One of the things I love about Ruth’s story is that it shows us how to defeat tribalism.
…a man of standing…whose name was Boaz
Ruth did not know that she was harvesting grain in Boaz’s field. She also did not know that he was a “man of standing.” It is a difficult phrase. It means three things:
Here is how he met Ruth. He comes to check on his employees to discover an immigrant—one he did not hire—gathering grain from from his field. She was working alongside his hired employees as if she belonged there. She had asked permission and it had been granted by the field manager, but Boaz is just discovering it. To Ruth’s credit, she was not looking for pity. She was engaged in hard labor to feed herself and her mother-in-law.
Boaz could have shamed her, shooed her away, mistreated her or even assaulted her. No one would have cared because she was a female immigrant without legal status or protection working in his field, digging into his profits, without his permission. But because he was a man of standing who loved the Lord, he pushed back against the normal tendencies of tribalism, fear, mistrust, and indignation over perceived wrongs. Instead, he extended equality and generosity to someone who was different and uninvited.

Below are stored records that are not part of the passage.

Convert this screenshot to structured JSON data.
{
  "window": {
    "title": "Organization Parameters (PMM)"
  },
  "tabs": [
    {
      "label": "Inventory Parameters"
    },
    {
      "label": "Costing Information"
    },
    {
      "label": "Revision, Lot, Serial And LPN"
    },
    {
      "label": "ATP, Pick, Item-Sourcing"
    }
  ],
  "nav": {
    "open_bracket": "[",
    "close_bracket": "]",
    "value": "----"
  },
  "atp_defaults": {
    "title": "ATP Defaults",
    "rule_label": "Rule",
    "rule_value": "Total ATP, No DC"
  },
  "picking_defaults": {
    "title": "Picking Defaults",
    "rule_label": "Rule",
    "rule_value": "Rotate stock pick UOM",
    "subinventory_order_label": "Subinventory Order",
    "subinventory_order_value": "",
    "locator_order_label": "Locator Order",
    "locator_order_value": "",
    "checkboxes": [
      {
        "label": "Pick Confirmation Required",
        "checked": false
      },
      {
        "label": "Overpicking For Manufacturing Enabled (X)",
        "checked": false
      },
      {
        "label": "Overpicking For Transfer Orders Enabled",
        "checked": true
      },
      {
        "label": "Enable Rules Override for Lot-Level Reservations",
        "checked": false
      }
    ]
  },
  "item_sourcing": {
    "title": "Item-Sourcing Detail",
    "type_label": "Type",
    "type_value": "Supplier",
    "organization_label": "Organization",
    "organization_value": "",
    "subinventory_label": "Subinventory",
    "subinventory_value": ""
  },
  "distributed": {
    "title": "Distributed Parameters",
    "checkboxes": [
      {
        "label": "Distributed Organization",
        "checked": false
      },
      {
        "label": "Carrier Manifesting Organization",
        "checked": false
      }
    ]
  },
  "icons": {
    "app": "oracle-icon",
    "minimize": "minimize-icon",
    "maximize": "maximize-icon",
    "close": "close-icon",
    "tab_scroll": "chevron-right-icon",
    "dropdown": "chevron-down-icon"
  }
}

“Don’t go glean in another field and don’t go away from here.”
He did not do this blindly. He had heard of Ruth’s sacrifices to care for Naomi. He had seen with his own eyes her work ethic and disdain for pity. He combined his heart to follow God with the information he had about Ruth and he let his tribal walls fall down.
The same must happen today if we are going to see violence, racism, prejudice, inequality, and fear of differences dissipate in our communities. Boaz lived in an era of dysfunctional political leadership and poor morals. It is said that during his time everyone did what was right in their own eyes. Each had their own tribe. Their own set of values. Their own preferences. Their own filters. It was a tumultuous, dark season in ancient Israel’s history. Yet, we find this man of standing being different.
We can be different in our tumultuous time. We can combine our desire to follow God with intelligent, non-biased information and extend grace to someone we might initially mistrust or fear. And in the process, our own tribal walls will fall. To not do this would mean we value our fears over our hopes. That we value self-preservation over loving-kindness. That we value the darkness of our world over the Light that has entered our world.